If the record's structured data is modified after anchoring, the manifest reports verification.recordData = mismatch and the public page's verdict reflects the same finding. The manifest is descriptive, not a Verifiable Credentials or JSON-LD document; it is intended for inspection and for independent verifiers that wish to recompute the canonical hash from the same canonical JSON.

For records anchored as FULL_RECORD_V3, the public verification page can prove:

• that the public verification ID resolves to a record;
• that the record has an anchored canonical hash;
• whether the current canonical record data matches the anchored payload hash;
• whether the primary media's current SHA-256 matches the fingerprint recorded when the record was created;
• that the anchor transaction exists on Base and that its calldata contains the expected RDTL v3 payload.
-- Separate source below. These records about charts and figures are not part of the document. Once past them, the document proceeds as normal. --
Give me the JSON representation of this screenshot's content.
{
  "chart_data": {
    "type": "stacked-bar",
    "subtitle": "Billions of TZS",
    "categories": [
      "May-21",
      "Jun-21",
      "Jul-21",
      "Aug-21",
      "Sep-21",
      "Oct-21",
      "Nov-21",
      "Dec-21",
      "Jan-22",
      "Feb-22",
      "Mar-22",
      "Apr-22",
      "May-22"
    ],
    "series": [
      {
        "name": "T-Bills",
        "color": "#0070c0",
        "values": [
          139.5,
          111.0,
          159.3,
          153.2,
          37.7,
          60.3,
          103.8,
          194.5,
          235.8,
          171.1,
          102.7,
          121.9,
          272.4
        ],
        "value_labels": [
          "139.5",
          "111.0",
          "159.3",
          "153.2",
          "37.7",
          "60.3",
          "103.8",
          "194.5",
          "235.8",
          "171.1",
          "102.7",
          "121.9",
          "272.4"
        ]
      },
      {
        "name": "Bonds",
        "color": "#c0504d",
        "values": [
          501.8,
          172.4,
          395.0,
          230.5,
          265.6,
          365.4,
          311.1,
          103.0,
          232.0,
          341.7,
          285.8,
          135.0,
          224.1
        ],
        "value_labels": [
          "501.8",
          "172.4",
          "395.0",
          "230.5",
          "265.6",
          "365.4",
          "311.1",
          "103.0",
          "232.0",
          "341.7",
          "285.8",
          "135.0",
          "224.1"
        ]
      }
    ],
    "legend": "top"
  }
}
For LEGACY_MEDIA_V1 records, verification can prove media/file-level integrity and that an anchor transaction exists, but it cannot prove that the current structured record data matches the anchored payload.
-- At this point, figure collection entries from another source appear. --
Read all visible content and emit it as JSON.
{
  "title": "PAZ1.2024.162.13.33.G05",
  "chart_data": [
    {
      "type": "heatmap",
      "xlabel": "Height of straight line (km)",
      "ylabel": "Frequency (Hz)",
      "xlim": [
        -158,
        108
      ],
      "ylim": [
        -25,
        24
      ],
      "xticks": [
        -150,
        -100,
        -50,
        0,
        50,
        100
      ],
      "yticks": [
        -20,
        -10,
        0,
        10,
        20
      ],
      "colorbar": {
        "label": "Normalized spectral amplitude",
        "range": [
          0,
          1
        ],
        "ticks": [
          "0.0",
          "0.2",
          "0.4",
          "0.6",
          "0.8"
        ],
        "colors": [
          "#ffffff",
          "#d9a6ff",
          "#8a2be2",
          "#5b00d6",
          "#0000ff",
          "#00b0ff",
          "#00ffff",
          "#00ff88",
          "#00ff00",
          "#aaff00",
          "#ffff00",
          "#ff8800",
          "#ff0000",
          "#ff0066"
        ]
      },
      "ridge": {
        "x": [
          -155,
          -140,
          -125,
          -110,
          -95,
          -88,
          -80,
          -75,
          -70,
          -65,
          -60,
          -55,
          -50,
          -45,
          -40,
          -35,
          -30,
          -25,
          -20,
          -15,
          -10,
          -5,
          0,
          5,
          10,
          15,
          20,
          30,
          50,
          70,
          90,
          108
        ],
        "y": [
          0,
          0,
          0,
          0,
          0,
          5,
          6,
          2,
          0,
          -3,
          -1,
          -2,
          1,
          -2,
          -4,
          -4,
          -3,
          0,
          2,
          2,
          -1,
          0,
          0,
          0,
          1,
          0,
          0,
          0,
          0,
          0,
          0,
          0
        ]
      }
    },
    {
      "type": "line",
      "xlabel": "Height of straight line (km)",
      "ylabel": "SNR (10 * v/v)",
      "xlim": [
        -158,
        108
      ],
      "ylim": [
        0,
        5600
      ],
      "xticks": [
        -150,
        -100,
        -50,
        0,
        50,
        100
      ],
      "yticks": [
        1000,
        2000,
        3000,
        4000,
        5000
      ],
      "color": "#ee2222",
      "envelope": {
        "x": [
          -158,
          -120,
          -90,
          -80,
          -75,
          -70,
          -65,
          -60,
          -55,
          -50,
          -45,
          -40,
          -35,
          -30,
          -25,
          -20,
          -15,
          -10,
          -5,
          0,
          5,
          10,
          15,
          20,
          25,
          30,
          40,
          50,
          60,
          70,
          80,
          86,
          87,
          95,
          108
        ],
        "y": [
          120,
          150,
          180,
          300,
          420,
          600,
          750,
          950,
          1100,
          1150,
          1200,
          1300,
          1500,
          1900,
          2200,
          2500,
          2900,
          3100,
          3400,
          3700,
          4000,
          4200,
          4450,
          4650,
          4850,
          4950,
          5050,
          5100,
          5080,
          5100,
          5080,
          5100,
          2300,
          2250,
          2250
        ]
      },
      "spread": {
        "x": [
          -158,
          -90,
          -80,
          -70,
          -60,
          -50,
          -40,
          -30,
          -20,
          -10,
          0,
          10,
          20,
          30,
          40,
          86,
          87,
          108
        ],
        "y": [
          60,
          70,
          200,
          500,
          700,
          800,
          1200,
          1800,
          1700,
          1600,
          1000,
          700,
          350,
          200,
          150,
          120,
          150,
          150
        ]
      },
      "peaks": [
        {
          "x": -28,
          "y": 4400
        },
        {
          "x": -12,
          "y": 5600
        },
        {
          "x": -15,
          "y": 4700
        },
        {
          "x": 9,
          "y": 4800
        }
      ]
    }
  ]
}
Verification does not prove:

• physical authenticity of the object;
• ownership;
• custody;
• condition or value;
• legality;
• regulatory compliance;
• issuer identity cryptographically bound to the notary wallet — the claimed issuer of a record is recorded inside the structured data by the account that created the record, and that identity is not independently signed today.

Anchor transactions are submitted through a Redtail-operated notary wallet. The accuracy of every record is the responsibility of the issuing organisation. Redtail provides cryptographic tamper-evidence for record data after anchoring; it does not prevent a party with database or wallet access from publishing inaccurate records.

Currently available:

• FULL_RECORD_V3 canonical record hashing for new records;
• comparison of current record data against the anchored canonical hash;
• media fingerprint verification;
• Base chain transaction and RDTL payload verification;
• privacy-safe verification IDs and default-deny on tx-hash lookups;
• a machine-readable proof manifest at /api/public/records/<verificationId>/proof.

Still not covered:

• physical authenticity of the object;
• ownership or custody claims;
• issuer identity cryptographically bound to the anchor wallet;
• Verifiable Credentials or JSON-LD integration;
• cross-issuer federation, where another verification platform could read a Redtail record without proxying through redtail.id;
• automatic migration of all historical records to FULL_RECORD_V3 — legacy records keep their original anchor type and are described honestly as such.

This page will be revised as those capabilities are added. Redtail does not claim alignment or compliance with any specific regulatory framework; any future regulatory alignment will be described separately and explicitly.